I also am a member of Parliament here in Ontario, and I can certainly attest to the fact that....
First of all, it's important to note that the Province of Ontario, as every province did, signed on to this five-year agreement with expectations and outcomes that they're accountable to achieve in order to, of course, continue to work with us and receive the funding that we are providing. It is a partnership, and we do need to work together to make this successful, but ultimately, child care is provincial jurisdiction. When our colleagues point out some of the challenges, I implore us to continue to work with the province and to work with the respective MPPs in your area to raise these challenges.
You're very right that in Ontario we funded $10.2 billion over five years. In the most recent year, as our funding does increase year over year, it increased by 17%. We're seeing that the Province of Ontario has not yet entered into a long-term funding formula with the operators here on the ground in Ontario. In fact, this is very much stifling the operators' ability to consider adding spaces and consider growing, which is what we need.

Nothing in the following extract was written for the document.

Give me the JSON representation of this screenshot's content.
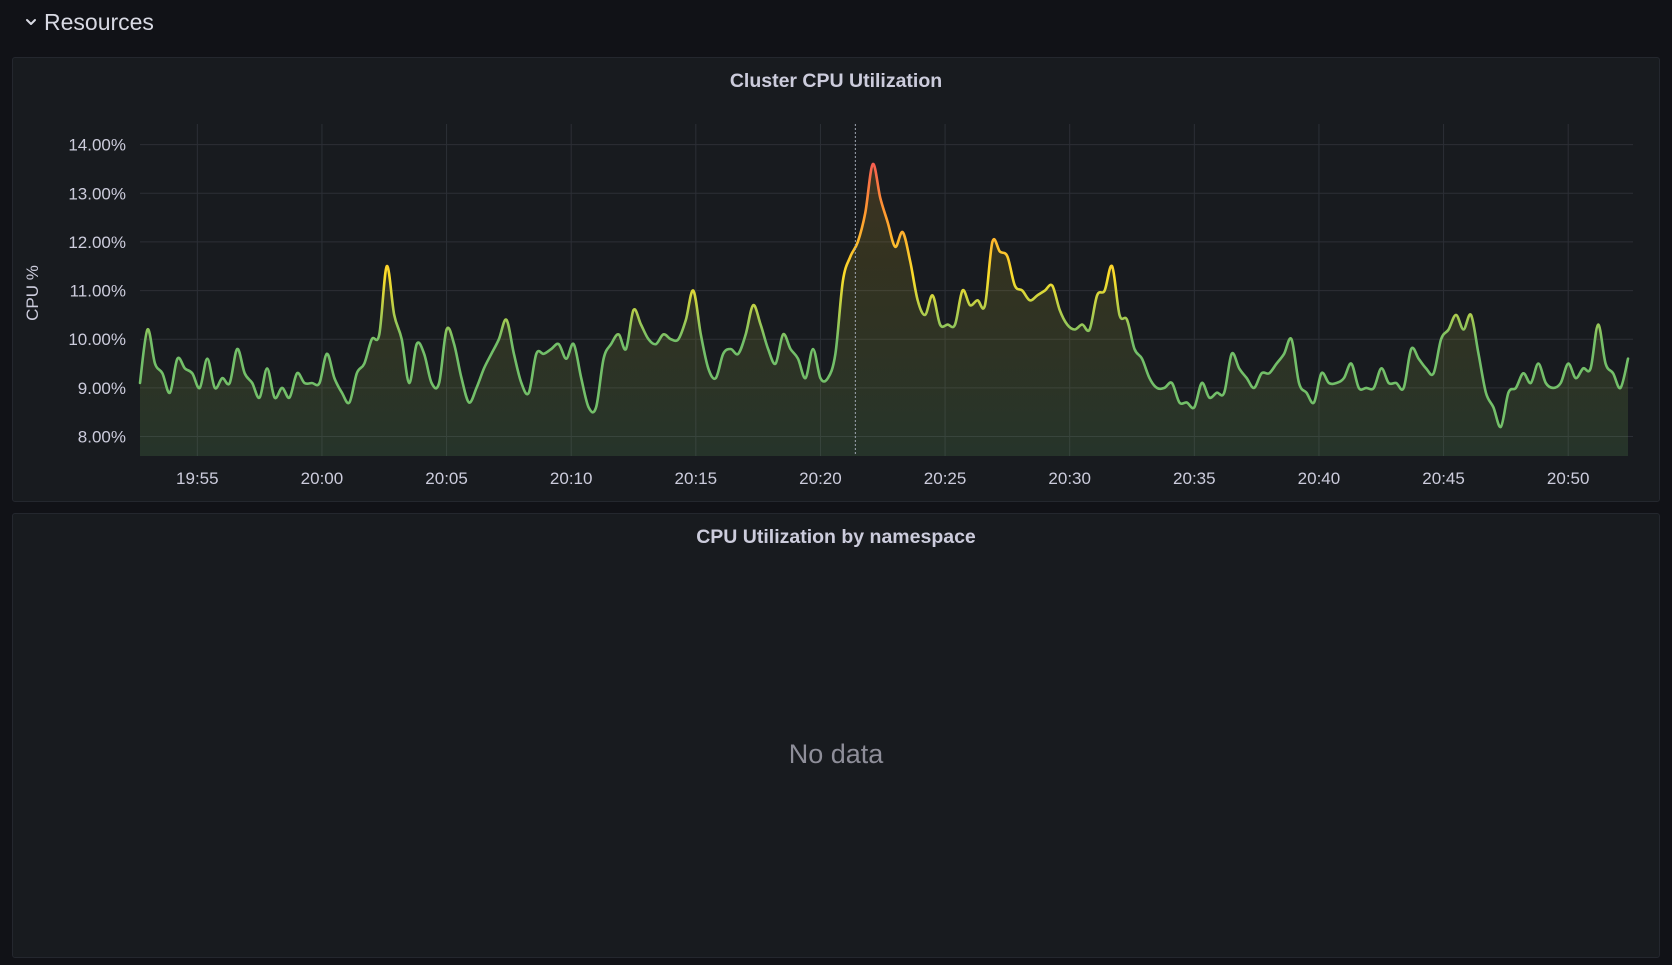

The work that I continue to communicate, as I know many of my colleagues do as well, is that we need a province that is willing to fulfill their commitments and to work collaboratively to ensure that these spaces are created. Here in Ontario there is a commitment by the province to create 86,000 new spaces by 2026. We need to get to work. Already, admittedly, it is changing lives here in Ontario. Families are saving on average $8,500 each and every year per child. I get to speak to families across the country and here in Ontario. The stories are incredibly impactful about what this translates to in young families' lives with these savings. We've seen in Ontario 300,000 kids benefiting to date.
We need to keep pursuing and doing the work to ensure that those spaces get created and that Ontario gets a funding formula in place that works for operators.